A company focused on developing marijuana-derived pharmaceuticals is suing the Drug Enforcement Administration (DEA) over what it calls “exponential delays” in the agency’s process for granting licenses to grow cannabis for medical research.
Rhode Island-based MMJ BioPharma Cultivation Inc. filed a petition for a writ of mandamus in the U.S. Court of Appeals for the D.C. Circuit on Friday, alleging that DEA’s yearslong licensing application process has hamstrung the company’s business and stymied innovation that could benefit patients. It’s asking the federal court to compel the agency to act.
“Despite beginning this process in November of 2017,” the company says in the lawsuit, “MMJ has been unable to conduct the research that it was created to do.”
MMJ is working to produce a gel capsule containing cannabis extracts, which it says is intended to treat multiple sclerosis and Huntington’s disease.

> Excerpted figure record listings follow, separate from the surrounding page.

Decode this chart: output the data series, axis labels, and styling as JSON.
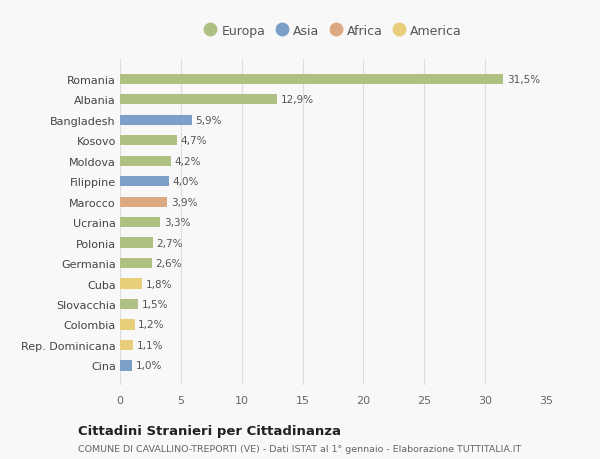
{
  "categories": [
    "Romania",
    "Albania",
    "Bangladesh",
    "Kosovo",
    "Moldova",
    "Filippine",
    "Marocco",
    "Ucraina",
    "Polonia",
    "Germania",
    "Cuba",
    "Slovacchia",
    "Colombia",
    "Rep. Dominicana",
    "Cina"
  ],
  "values": [
    31.5,
    12.9,
    5.9,
    4.7,
    4.2,
    4.0,
    3.9,
    3.3,
    2.7,
    2.6,
    1.8,
    1.5,
    1.2,
    1.1,
    1.0
  ],
  "labels": [
    "31,5%",
    "12,9%",
    "5,9%",
    "4,7%",
    "4,2%",
    "4,0%",
    "3,9%",
    "3,3%",
    "2,7%",
    "2,6%",
    "1,8%",
    "1,5%",
    "1,2%",
    "1,1%",
    "1,0%"
  ],
  "continents": [
    "Europa",
    "Europa",
    "Asia",
    "Europa",
    "Europa",
    "Asia",
    "Africa",
    "Europa",
    "Europa",
    "Europa",
    "America",
    "Europa",
    "America",
    "America",
    "Asia"
  ],
  "continent_colors": {
    "Europa": "#aec183",
    "Asia": "#7b9fc7",
    "Africa": "#dba882",
    "America": "#e8ce7a"
  },
  "legend_order": [
    "Europa",
    "Asia",
    "Africa",
    "America"
  ],
  "title": "Cittadini Stranieri per Cittadinanza",
  "subtitle": "COMUNE DI CAVALLINO-TREPORTI (VE) - Dati ISTAT al 1° gennaio - Elaborazione TUTTITALIA.IT",
  "xlim": [
    0,
    35
  ],
  "xticks": [
    0,
    5,
    10,
    15,
    20,
    25,
    30,
    35
  ],
  "background_color": "#f8f8f8",
  "grid_color": "#dddddd"
}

While it previously received DEA authorization to import marijuana into the U.S. from Canada, MMJ later applied for permission to cultivate cannabis in-house for research and development purposes.
“This registration is essential to MMJ’s ability to conduct FDA-sanctioned clinical trials,” the company says, “because without the ability to cultivate their own marijuana, they are unable to produce the proper compound.”
MMJ asserts that DEA’s pre-registration investigation for the license application began in June 2021 and lasted through the following October. “At the end of the visit, the diversion investigator informed MMJ that they would return to the DEA office, ‘write up’ the report, and submit the report to their group supervisor who would then submit those findings to DEA Headquarters for a final determination,” the suit says.
But according to the petition, no final determination ever came. “Despite numerous attempts to follow-up and check the status of the registration approval determinations for manufacturing, DEA personnel have expressed to MMJ that they have not yet made final determinations and they have no idea when that determination will be made,” it says.